Previous studies also found high ESA doses in patients with vascular failure [12–14]. Those studies included patients with AVF problems while patients without problems were not matched for variables such as age, diabetes mellitus, and other diagnoses related to kidney injury, that differed significantly between the groups. Ikegaya et al. noted significant elevation in expression of erythropoietin receptors and TGF-beta1 in patent AVF compared to the cutaneous veins. In addition enhancement of the receptor expression was detected in the stenotic fistulae. They hypothesized that increased recombinant erythropoietin binding thereby may appear and contribute to the development of AVF stenosis caused by intimal hyperplasia and extracellular matrix accumulation in response to increased TGF-beta1 expression [15]. Those data indicate that prevention of turbulence and stenosis of even smaller magnitude may be beneficial. We noted that Far infrared therapy may help to improve vascular diameter [16] and prolong patency of AVF, [17] an option that might be of value in clinical use. Another option would be to maintain a lower b-hemoglobin instead of pushing ESA doses towards high levels in patients at risk.
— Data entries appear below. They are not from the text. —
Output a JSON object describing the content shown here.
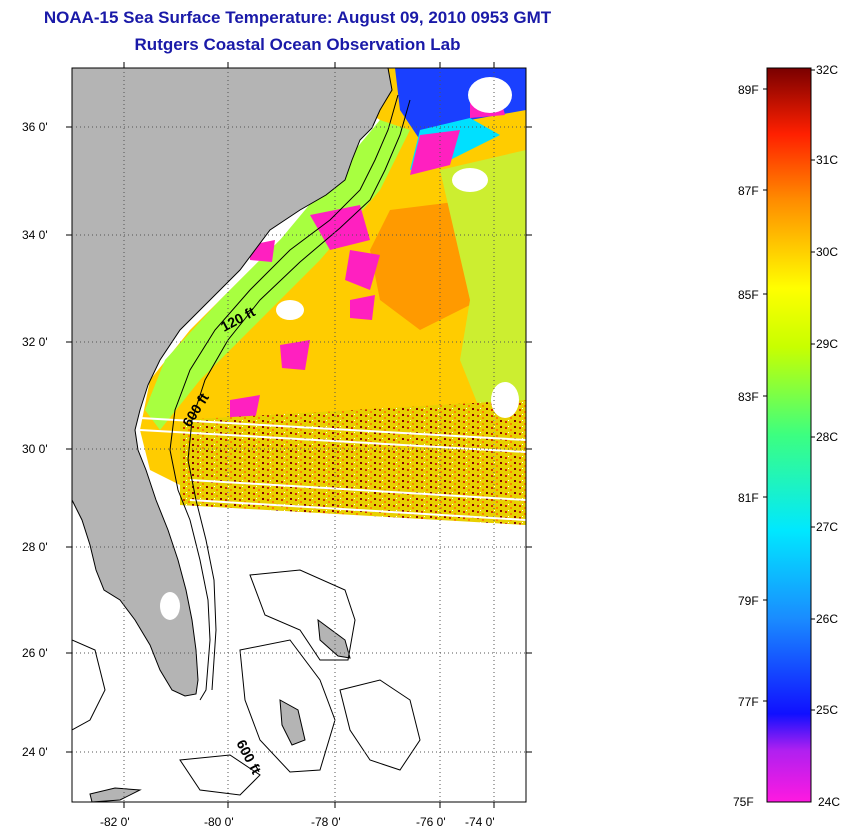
{
  "title": {
    "line1": "NOAA-15 Sea Surface Temperature:  August 09, 2010 0953 GMT",
    "line2": "Rutgers Coastal Ocean Observation Lab"
  },
  "map": {
    "lat_labels": [
      "36 0'",
      "34 0'",
      "32 0'",
      "30 0'",
      "28 0'",
      "26 0'",
      "24 0'"
    ],
    "lon_labels": [
      "-82 0'",
      "-80 0'",
      "-78 0'",
      "-76 0'",
      "-74 0'"
    ],
    "contour_labels": [
      "120 ft",
      "600 ft",
      "600 ft"
    ],
    "land_color": "#b4b4b4"
  },
  "colorbar": {
    "f_labels": [
      "89F",
      "87F",
      "85F",
      "83F",
      "81F",
      "79F",
      "77F",
      "75F"
    ],
    "c_labels": [
      "32C",
      "31C",
      "30C",
      "29C",
      "28C",
      "27C",
      "26C",
      "25C",
      "24C"
    ],
    "colors": [
      "#800000",
      "#ff0000",
      "#ff8000",
      "#ffff00",
      "#80ff00",
      "#00ffff",
      "#0080ff",
      "#0000ff",
      "#ff00ff"
    ]
  }
}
A limitation of the present study was the retrospective design. However, it was not possible to make a prospective design since the risk factors to investigate were not clarified in advance. By using a case-control design an attempt was made to neutralize external factors as much as possible. The study population allowed significant power.
In conclusion almost double doses of ESA were administered in patients with AVF stenosis. Since ESA is currently the drug of choice in treating anemia among HD patients, the question arises if ESA may cause local hypertrophic effects on the vascular endothelium, that would motivate clinician to prescribe lower doses of ESA in patients at risk.
Conflict of interest
The authors have declared that no conflict of interest exists.
The study was approved by the ethics committee in Gothenburg, Sweden, EPN, DNR, 402-14, 2014-08-22, T-037-15, 2015-01-09, and was performed according to Declaration of Helsinki.
Obtained funding
The Department of Research and Development at Skaraborg Hospital supported the study.
Footnotes
Acknowledgments
We thank Anna-Lena Emanuelsson Loft and Dr. Tony Lewis for manuscript assistance and Valentin Hadimeri for Excel file comments.